Cells measuring roughly 3 by 4 meters are shared by three inmates in a space designed for one. Guards have described inmates sleeping with their heads next to the toilet, and VRT NWS reported that overcrowding leads to daily tensions and aggressive incidents.
“The prison in the Begijnenstraat is certainly not an attractive working environment, with quite a few problems,” said An Janssens, the prison director, in an earlier interview.
The DBFM Model Under Scrutiny
The prison was built under a Design, Build, Finance, Maintain (DBFM) public-private partnership. The consortium Hortus Conclusus — comprising Jan De Nul NV, EEG NV, and TINC — raised approximately €200 million for construction and 25 years of maintenance. The total construction cost was €195.5 million (excluding VAT), with an annual availability fee of €23.1 million, according to the Regie der Gebouwen.
The DBFM model transfers construction risk to the private sector, but the government remains liable for the availability fee once the building is delivered — regardless of whether it can actually be used. Similar arrangements exist at prisons in Beveren, Dendermonde, and Haren.
What’s Next
After the inauguration — whenever it occurs — a testing period will begin, including a trial weekend where volunteers will be locked in cells to simulate real conditions. The prison service estimates this process will take at least until after the summer holidays.
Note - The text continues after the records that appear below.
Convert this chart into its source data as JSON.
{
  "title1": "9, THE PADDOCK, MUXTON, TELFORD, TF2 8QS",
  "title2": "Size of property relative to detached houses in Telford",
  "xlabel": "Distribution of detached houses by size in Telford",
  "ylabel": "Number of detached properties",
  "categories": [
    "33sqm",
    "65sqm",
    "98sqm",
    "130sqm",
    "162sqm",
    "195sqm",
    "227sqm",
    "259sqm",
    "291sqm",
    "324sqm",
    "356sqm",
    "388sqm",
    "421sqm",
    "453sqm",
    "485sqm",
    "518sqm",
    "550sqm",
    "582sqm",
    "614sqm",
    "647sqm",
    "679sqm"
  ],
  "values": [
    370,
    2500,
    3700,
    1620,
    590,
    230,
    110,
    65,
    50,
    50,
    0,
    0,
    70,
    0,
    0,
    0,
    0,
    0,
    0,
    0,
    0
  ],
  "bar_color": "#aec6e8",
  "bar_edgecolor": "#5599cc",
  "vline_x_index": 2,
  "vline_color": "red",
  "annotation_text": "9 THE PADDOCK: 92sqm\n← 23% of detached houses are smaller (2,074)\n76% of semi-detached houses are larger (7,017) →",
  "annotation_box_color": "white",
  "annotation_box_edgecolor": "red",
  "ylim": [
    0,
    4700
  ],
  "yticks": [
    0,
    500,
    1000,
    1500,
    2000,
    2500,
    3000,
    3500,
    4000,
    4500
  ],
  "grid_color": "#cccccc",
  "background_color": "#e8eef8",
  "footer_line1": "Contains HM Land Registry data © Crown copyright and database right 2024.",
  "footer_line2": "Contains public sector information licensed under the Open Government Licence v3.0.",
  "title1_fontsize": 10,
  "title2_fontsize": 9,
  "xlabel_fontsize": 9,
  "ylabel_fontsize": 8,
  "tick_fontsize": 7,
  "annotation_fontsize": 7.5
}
Whether the prison can open by September remains uncertain. The staffing question, the technical issue, and the private security dispute all remain unresolved. Meanwhile, the monthly payments for the empty facility continue, and the inmates at Begijnenstraat continue sleeping on the floor.
“When I visited the Begijnenstraat twenty years ago as a public prosecutor, that prison was already completely worn out,” said former Minister of Justice Paul Van Tigchelt in 2023. “I understand that director An Janssens is counting the days to move to New Antwerp.”